St. Lawrence giving the wealth to the poor (by Palma Il Giovane, 1582).
This item from the Associated Press got a lot of attention yesterday, and late last night the USCCB issued a statement in response:
Following the publication of a national news story on Catholic churches receiving loans through the Paycheck Protection Program, Archbishop Paul S. Coakley of Oklahoma City, chairman of the U.S. Conference of Catholic Bishops’ (USCCB) Committee on Domestic Justice and Human Development, issued the following statement in response:
“The Catholic Church is the largest non-governmental supplier of social services in the United States. Each year, our parishes, schools and ministries serve millions of people in need, regardless of race, ethnicity or religion. The novel coronavirus only intensified the needs of the people we serve and the demand for our ministries. The loans we applied for enabled our essential ministries to continue to function in a time of national emergency.
“In addition, shutdown orders and economic fallout associated with the virus have affected everyone, including the thousands of Catholic ministries — churches, schools, healthcare and social services — that employ about 1 million people in the United States. These loans have been an essential lifeline to keep hundreds of thousands of employees on payroll, ensure families maintain their health insurance, and enable lay workers to continue serving their brothers and sisters during this crisis.
“The Paycheck Protection Program was designed to protect the jobs of Americans from all walks of life, regardless of whether they work for for-profit or non-profit employers, faith-based or secular.
“Despite all of this, more than 100 Catholic schools have announced that they plan to close, with hundreds more facing an uncertain future. Businesses, hospitals, schools, and churches all across the country are facing many of the exact same problems.
“We will continue advocating for everyone negatively affected by this terrible pandemic, praying for all the sick, for all who have died and are in mourning, and especially the poor and vulnerable at this time of great need.”
Examples of the USCCB’s advocacy on COVID relief, which encompassed the needs of all of the poor and vulnerable, may be found here, here, and several letters are linked here.
America magazine added this:
On social media Jame Martin, S.J., America’s editor at large, noted that the A.P. assessment suggested a misunderstanding of how the church in the United States actually operates. Commenting on Twitter, he called the report “highly misleading.”
“The ‘Catholic Church’ didn’t ‘cash in,’ to quote one of the subheads in this report,” he said. “There are hundreds of individual Catholic dioceses, parishes, schools and social service agencies that care for the poor, which applied for funds often for employees whose low-paying jobs were in jeopardy, like other Americans.

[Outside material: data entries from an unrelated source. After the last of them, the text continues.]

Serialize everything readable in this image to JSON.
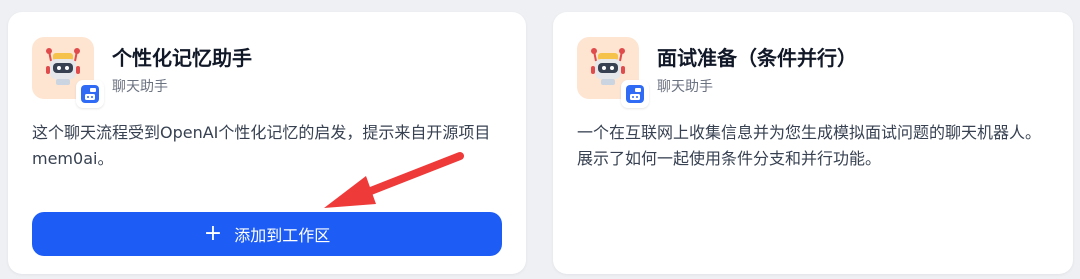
{
  "cards": [
    {
      "title": "个性化记忆助手",
      "subtitle": "聊天助手",
      "description": "这个聊天流程受到OpenAI个性化记忆的启发，提示来自开源项目mem0ai。",
      "add_button": {
        "icon": "+",
        "label": "添加到工作区"
      },
      "avatar_icon": "robot-icon",
      "badge_icon": "chat-bot-badge-icon"
    },
    {
      "title": "面试准备（条件并行）",
      "subtitle": "聊天助手",
      "description": "一个在互联网上收集信息并为您生成模拟面试问题的聊天机器人。展示了如何一起使用条件分支和并行功能。",
      "avatar_icon": "robot-icon",
      "badge_icon": "chat-bot-badge-icon"
    }
  ],
  "colors": {
    "page_bg": "#eef0f4",
    "card_bg": "#ffffff",
    "avatar_bg": "#fde5d2",
    "button_bg": "#1d5cf5",
    "badge_blue": "#2f6bf5",
    "annotation_arrow": "#ef3a3a"
  }
}
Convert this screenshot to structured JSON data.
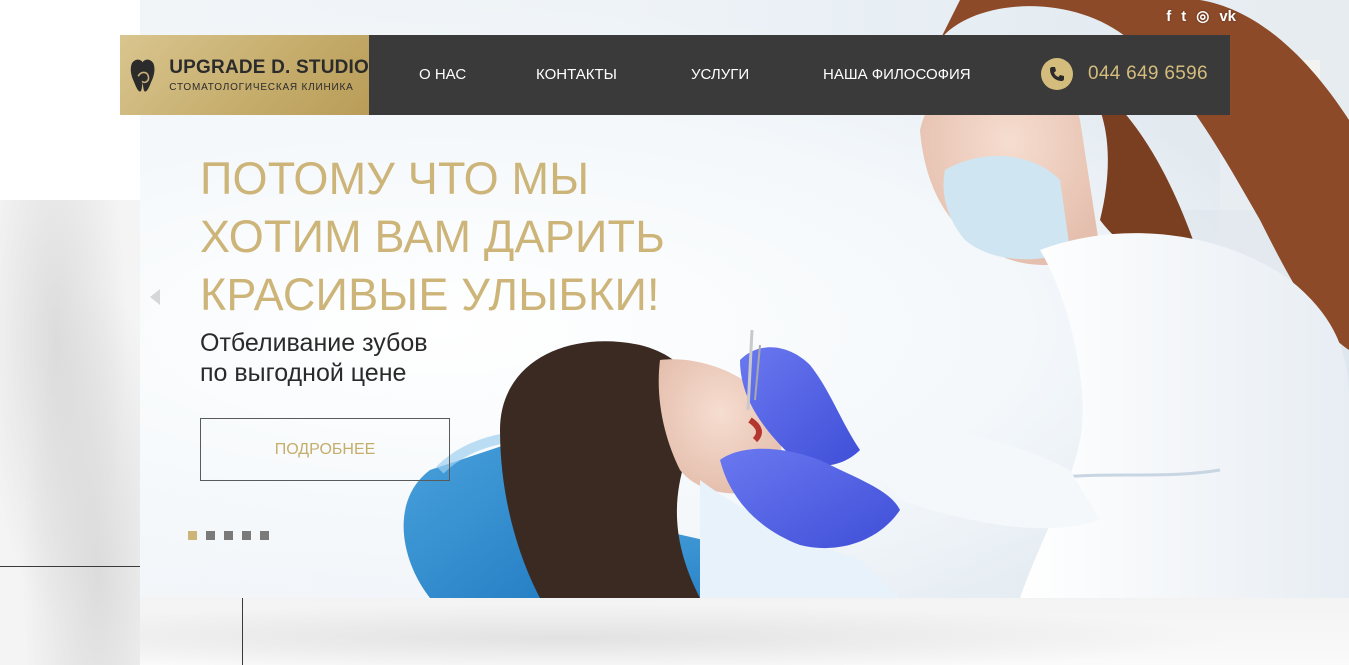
{
  "social": {
    "facebook": "f",
    "twitter": "t",
    "instagram": "◎",
    "vk": "vk"
  },
  "logo": {
    "title": "UPGRADE D. STUDIO",
    "subtitle": "СТОМАТОЛОГИЧЕСКАЯ КЛИНИКА"
  },
  "nav": {
    "items": [
      {
        "label": "О НАС"
      },
      {
        "label": "КОНТАКТЫ"
      },
      {
        "label": "УСЛУГИ"
      },
      {
        "label": "НАША ФИЛОСОФИЯ"
      }
    ],
    "phone": "044 649 6596"
  },
  "hero": {
    "headline": [
      "ПОТОМУ ЧТО МЫ",
      "ХОТИМ ВАМ ДАРИТЬ",
      "КРАСИВЫЕ УЛЫБКИ!"
    ],
    "subline": [
      "Отбеливание зубов",
      "по выгодной цене"
    ],
    "button_label": "ПОДРОБНЕЕ",
    "slides_total": 5,
    "active_slide": 1
  },
  "colors": {
    "gold": "#cdb57a",
    "nav_dark": "#3a3a3a",
    "text_dark": "#2a2a2a"
  }
}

“Other churches, non-profits and charitable organizations applied for funds as well,” Father Martin said. “Yes, most Catholic dioceses have (rightly) paid out millions to the victims of the crimes of sex abuse, which is one reason why individual parishes, schools and social service agencies were even harder hit during the pandemic.
“No Sunday Masses means no weekly collections in already poor dioceses and parishes that themselves care for the indigent as part of their ministry,” he said. “But the idea that the ‘Catholic Church’ is now ‘cashing in’ false. Should a teacher in a Catholic school in the inner city or an employee at a social service agency run by the church, people who had nothing to do with the abuse crisis, not receive aid during the pandemic?
“Which employees should these parishes, schools and social service agencies have laid off rather than accepting these government funds?” Father Martin asked.
When this crisis first hit, back in March, I spoke to two pastors who were seriously worried their parishes would be forced to close because collections would be drying up. Thankfully, that didn’t happen, in large part because of the PPP program.
Bottom line: Thousands of parish employees and people who work for the church in one way or another are still able to pay their bills and feed their families because of this program; countless food banks, charities and social service agencies of the Catholic Church are functioning because of this relief. The impact is immeasurable.